The motivation behind this workshop is to explore potential solutions, and discuss the challenges and opportunities associated with these approaches. We believe that this workshop serves as a brand-new perspective on the present and future of autonomous systems, and is necessary for both the robotics and computer vision communities.

Join

If you are interested in our workshop, please mark the workshop in your CVPR registration, to have enough space for the workshop room.

Contact

Tentative Schedule

Time zone:
  • Hongyang Li
    The University of Hong Kong, China
    Opening Remarks
  • Fatma Güney
    Koç University, Turkey
    Theme TBD
    Biography

    Fatma Güney is an Assistant Professor at the Dept. of Computer Engineering at Koç University in Istanbul. Her research focuses on computer vision problems related to autonomous driving. In the last few years, she published papers on monocular depth estimation, unsupervised object segmentation, and future prediction in various representation spaces. She is leading a small team with amazing students at the KUIS AI center, working on a range of topics including but not limited to object-centric representation learning, end-to-end learning of driving, and future prediction.

  • Felix Heide
    Princeton, USA
    Theme TBD
    Biography

    Felix Heide is a professor of Computer Science at Princeton, where he leads the Princeton Computational Imaging Lab, and he is the Head of AI at Torc Robotics which builds full autonomy stacks for self-driving trucks. He previously founded the startup Algolux which was acquired by Torc and Daimler Trucks. His group at Princeton explores imaging and computer vision approaches that allow computers to see and understand what seems invisible today — enabling super-human capabilities for the cameras in his vehicles, personal devices, microscopes, telescopes, and the instrumentation he use for fundamental research in physics.

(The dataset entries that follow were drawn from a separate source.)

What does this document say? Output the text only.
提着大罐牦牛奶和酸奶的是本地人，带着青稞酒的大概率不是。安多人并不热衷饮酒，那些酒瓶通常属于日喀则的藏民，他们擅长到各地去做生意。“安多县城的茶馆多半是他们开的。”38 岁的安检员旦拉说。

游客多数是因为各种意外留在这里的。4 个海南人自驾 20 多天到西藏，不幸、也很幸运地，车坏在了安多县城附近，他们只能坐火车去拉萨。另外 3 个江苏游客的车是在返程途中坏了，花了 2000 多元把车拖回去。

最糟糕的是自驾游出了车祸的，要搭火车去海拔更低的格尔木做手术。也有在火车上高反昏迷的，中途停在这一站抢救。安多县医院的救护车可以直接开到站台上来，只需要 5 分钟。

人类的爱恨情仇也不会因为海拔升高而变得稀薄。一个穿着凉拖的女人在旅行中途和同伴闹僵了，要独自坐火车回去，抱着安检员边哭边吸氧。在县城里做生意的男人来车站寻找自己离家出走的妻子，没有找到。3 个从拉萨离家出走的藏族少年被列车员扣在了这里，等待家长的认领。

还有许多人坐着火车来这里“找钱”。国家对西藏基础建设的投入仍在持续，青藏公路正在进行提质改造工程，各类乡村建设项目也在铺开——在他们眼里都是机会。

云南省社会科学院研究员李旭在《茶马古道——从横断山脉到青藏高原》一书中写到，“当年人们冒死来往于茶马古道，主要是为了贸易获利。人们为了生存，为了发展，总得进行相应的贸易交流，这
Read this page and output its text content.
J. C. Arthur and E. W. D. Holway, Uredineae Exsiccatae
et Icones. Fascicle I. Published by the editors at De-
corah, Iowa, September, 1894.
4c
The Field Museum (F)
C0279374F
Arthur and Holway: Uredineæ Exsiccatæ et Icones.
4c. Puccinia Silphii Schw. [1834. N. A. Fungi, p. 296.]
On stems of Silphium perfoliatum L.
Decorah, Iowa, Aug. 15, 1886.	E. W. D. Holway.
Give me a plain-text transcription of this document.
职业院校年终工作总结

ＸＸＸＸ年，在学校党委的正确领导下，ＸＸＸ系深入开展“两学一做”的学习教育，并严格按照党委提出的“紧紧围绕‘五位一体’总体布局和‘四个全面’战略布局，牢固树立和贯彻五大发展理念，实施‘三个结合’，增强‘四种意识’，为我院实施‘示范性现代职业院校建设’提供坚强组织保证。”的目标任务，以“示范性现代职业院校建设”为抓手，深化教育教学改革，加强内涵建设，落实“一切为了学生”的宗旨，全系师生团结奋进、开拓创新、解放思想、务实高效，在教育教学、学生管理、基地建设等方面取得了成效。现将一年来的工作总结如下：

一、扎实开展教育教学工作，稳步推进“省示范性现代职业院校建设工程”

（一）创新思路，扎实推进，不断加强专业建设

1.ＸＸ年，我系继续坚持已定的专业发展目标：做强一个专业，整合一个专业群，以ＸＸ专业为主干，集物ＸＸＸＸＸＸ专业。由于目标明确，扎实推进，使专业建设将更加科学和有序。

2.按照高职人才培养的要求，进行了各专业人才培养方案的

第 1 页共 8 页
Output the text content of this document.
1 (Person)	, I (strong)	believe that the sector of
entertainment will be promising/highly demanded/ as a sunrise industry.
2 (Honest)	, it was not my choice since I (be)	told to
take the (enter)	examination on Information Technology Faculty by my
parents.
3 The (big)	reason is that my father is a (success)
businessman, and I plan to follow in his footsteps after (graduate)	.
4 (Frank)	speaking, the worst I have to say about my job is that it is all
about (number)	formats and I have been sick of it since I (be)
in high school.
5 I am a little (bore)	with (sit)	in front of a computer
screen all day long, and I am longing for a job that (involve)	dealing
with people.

This includes today's capture and vision challenges, including harsh environmental conditions, e.g., imaging under ultra-low or high illumination or computer vision through dense fog, rain, and snow, imaging at ultra-fast or slow time scales, freezing light in motion, imaging at extreme scene scales, from super-resolution microscopy to kilometer-scale depth sensing, and imaging via proxies using nearby object surfaces as sensors instead. Researching vision systems end-to-end, his work lies at the intersection of optics, machine learning, optimization, computer graphics, and computer vision. He received his Ph.D. from the University of British Columbia, and he was a postdoc at Stanford University. His doctoral dissertation won the Alain Fournier Ph.D. Dissertation Award and the SIGGRAPH outstanding doctoral dissertation award. He was recently named SIGGRAPH Significant New Researcher, Sloan Research Fellow and Packard Fellow.

  • Coffee Break
  • Track Organizer and Winners
    Autonomous Grand Challenge Part Ⅰ
  • Jitendra Malik
    UC Berkeley, USA
    Theme TBD
    Biography

    Jitendra Malik was born in Mathura, India in 1960. He received the B.Tech degree in Electrical Engineering from Indian Institute of Technology, Kanpur in 1980 and the PhD degree in Computer Science from Stanford University in 1985. In January 1986, he joined the university of California at Berkeley, where he is currently the Arthur J. Chick Professor in the Department of Electrical Engineering and Computer Sciences. He is also on the faculty of the department of Bioengineering, and the Cognitive Science and Vision Science groups. During 2002-2004 he served as the Chair of the Computer Science Division, and as the Department Chair of EECS during 2004-2006 as well as 2016-2017. In 2018 and 2019, he served as Research Director and Site Lead of Facebook AI Research in Menlo Park, and he continues to work part-time at FAIR, Meta Inc.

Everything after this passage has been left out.